GEAPRESS – Rocco de la Croix, detto anche Rocco da Montpellier, insomma San Rocco, nasce a Montpellier nella seconda metà del 1300 (tra il ’48 e il ’50), muore nelle carceri di Voghera (dopo 5 anni di reclusione accusato di spionaggio) nella notte tra il 15 ed il 16 agosto del 1379.
Rocco arriva in Italia da pellegrino, ha fatto il voto dell’anonimato, e subito si incontra con la peste e si prodiga nelle cure per gli ammalati.
Mentre assiste gli ammalati dell’Ospedale di Santa Maria di Betlemme, a Piacenza, viene contagiato anche lui.
Per non diffondere ulteriormente il contagio, ma anche per mantener fede al voto dell’anonimato, si rifugia in una grotta lungo il fiume Trebbia.

A questo punto un cane gli porta ogni giorno un pezzo di pane che “ruba” alla mensa del padrone, il nobile Gottardo Pallastrelli.
Gottardo, una volta accortosi di quello che faceva il suo cane, soccorre e cura Rocco, che guarirà.

Il cane di Gottardo salva San Rocco da una morte certa, se non per peste sicuramente per fame.

San Rocco  guaritore e pellegrino, è  protettore dei pellegrini, degli appestati,  dei contagiati, dei farmacisti, dei becchini, dei cani, degli animali. Il santo è  protettore  pure dei lavoratori delle pelli, ma scusate che c’entrano con la vita del santo?

Ma la cosa più drammatica  è che il 16 agosto per commemorare San Rocco si uccidono, torturano, massacrano centinaia di animali.
Palii, giostre, corse, uccisioni di animali sono il rigraziamento per il cane di Gottardo?

Patrono di tantissime città italiane,  è festeggiato in quasi tutti i Comuni italiani.
Il 16 agosto, negli anni passati, si tenevano le fiere del bestiame in tutta Italia: ora non si usa più; almeno i “venduti” non debbono più patire il caldo estenuante precedente la morte certa.
Sicuramente i modi di vendita degli animali sono cambiati,  non più visibili ai molti, ma non per questo meno cruenti.
Il 16 agosto si continua a festeggiare un santo, protettore degli animali, “facendo la festa” agli animali.

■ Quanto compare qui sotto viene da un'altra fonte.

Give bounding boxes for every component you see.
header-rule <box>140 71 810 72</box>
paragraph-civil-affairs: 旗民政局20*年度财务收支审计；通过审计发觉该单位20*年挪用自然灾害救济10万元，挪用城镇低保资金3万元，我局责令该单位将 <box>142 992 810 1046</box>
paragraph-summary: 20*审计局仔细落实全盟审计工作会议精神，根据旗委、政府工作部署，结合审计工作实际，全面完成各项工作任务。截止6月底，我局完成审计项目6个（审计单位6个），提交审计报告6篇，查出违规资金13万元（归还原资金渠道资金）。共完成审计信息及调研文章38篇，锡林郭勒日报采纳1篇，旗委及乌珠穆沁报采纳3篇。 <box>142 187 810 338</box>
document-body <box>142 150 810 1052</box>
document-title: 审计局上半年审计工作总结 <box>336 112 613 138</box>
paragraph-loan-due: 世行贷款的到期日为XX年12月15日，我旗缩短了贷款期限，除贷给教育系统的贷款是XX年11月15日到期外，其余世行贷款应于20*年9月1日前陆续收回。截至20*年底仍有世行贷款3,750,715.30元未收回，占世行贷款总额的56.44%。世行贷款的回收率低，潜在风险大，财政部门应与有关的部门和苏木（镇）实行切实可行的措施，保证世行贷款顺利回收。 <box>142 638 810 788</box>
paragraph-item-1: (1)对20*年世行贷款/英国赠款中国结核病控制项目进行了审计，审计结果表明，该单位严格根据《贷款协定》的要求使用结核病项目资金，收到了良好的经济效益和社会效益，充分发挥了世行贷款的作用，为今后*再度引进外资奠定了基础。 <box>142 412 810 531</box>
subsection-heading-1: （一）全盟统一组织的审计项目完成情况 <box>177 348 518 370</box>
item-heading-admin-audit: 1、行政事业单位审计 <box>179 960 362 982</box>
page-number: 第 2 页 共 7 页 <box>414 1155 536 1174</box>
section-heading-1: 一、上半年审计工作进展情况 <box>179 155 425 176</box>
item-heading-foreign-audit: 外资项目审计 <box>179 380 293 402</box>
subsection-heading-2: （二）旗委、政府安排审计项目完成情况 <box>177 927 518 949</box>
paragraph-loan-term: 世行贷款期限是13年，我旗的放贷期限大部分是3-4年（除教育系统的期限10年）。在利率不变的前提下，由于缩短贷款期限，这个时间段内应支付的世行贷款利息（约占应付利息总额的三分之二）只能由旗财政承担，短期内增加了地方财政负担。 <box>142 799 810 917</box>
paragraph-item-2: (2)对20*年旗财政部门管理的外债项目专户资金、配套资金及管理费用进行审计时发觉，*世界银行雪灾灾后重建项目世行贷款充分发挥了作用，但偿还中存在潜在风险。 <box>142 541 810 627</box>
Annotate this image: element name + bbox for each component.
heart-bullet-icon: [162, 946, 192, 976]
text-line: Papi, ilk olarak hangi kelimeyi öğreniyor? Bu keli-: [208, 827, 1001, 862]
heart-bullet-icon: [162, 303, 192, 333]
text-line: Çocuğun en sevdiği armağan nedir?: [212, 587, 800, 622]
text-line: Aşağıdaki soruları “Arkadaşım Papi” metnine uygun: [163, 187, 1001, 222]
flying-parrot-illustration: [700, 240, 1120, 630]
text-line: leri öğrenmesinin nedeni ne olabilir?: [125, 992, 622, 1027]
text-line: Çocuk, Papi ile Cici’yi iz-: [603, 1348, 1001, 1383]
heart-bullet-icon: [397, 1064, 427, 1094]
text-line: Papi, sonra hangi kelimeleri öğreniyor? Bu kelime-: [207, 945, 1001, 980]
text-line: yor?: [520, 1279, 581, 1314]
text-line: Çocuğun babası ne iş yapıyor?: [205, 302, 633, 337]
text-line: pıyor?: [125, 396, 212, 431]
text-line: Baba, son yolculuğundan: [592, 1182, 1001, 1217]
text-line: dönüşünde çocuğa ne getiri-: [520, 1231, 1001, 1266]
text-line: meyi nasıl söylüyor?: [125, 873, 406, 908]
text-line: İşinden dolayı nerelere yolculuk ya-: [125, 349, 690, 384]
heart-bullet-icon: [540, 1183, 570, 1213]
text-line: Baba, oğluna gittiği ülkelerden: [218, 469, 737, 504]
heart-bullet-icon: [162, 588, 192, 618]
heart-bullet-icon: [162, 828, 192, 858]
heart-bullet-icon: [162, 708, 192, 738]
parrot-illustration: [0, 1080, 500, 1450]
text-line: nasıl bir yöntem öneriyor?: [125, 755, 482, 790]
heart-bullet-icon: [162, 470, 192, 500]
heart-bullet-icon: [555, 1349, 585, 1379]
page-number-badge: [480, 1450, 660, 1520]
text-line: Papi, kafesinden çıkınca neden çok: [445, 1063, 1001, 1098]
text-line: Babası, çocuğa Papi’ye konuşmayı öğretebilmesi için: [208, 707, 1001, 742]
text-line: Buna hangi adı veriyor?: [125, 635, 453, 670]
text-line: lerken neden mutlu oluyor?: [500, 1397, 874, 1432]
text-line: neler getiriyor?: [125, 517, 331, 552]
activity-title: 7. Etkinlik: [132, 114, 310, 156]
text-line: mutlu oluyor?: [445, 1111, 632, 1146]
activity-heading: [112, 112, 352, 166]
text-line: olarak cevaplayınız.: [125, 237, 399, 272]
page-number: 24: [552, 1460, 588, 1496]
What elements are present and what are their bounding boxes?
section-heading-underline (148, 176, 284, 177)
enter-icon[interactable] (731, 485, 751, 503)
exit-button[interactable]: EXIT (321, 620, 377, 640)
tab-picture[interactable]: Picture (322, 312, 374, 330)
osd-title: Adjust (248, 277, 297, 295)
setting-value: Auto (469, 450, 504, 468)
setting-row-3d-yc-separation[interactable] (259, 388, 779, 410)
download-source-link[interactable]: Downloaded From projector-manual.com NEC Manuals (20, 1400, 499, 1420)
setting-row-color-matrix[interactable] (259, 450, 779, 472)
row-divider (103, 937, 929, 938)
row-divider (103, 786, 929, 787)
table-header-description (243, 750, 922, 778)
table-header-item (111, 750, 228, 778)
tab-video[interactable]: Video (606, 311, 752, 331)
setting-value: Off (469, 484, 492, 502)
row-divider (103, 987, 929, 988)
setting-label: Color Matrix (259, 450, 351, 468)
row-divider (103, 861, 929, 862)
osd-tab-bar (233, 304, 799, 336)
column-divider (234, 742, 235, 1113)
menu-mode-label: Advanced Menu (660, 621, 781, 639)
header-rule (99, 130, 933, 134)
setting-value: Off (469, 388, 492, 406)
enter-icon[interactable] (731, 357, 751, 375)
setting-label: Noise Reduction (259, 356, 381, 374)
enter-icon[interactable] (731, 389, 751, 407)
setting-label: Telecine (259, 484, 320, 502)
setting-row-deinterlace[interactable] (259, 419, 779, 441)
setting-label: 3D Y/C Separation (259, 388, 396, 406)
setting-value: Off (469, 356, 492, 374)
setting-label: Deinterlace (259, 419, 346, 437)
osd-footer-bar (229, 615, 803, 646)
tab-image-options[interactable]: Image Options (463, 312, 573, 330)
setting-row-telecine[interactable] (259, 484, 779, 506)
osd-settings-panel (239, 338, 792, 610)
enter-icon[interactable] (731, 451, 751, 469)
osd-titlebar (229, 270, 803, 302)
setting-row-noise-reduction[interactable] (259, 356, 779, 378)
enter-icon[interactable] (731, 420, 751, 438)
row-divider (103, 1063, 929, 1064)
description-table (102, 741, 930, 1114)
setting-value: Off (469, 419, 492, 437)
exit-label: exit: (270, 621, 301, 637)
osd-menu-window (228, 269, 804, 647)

Se il Comune di Roccavivara (CB) scrive nel sito ufficiale, suo malgrado,  che il “Tiro al gallo- Festa di San Rocco” è fra le tradizioni sparite; ciò non vale per le decine e decine di palii  o feste sadiche che si effettuano su e giù per l’Italia.
Tralasciando il palio di Siena che si svolgerà oggi nel pomeriggio e la festa con l’oca appesa alla quale staccare la testa che si svolge sempre in onore di San Rocco a Butera (CL) (vedi articolo GeaPress), citiamo alcuni palii (cavalli o asini) che si tengono il 16 agosto:
Buti (PI), Cepagatti (PE), Foligno (PG) Giostra della Quintana, Figline Valdarno (FI), Montelongo (CB), San Miniato (PI), Reggio Calabria……..
Non vanno, poi,   dimenticati i palii in onore di San Rocco fatti in differita rispetto al 16 agosto.
In Toscana, il 14 agosto a Roccadeterighi c’è il palio dei ciuchi e a Montelaterone, il 15, c’è la processione dei cavalli.
Nella Maremma laziale, dal 1 al 15  agosto, a Tuscania (VT) c’è il palio dei somari, mentre a Pescia Romana il 7 agosto c’è il palio dei butteri.

Insomma, povero Rocco da Montpellier, in tuo onore torturano, maltrattano, uccidono animali; non crediamo sia questa la ricompensa che avresti voluto dare al cane di Gottardo!(GEAPRESS – Riproduzione vietata senza citare la fonte).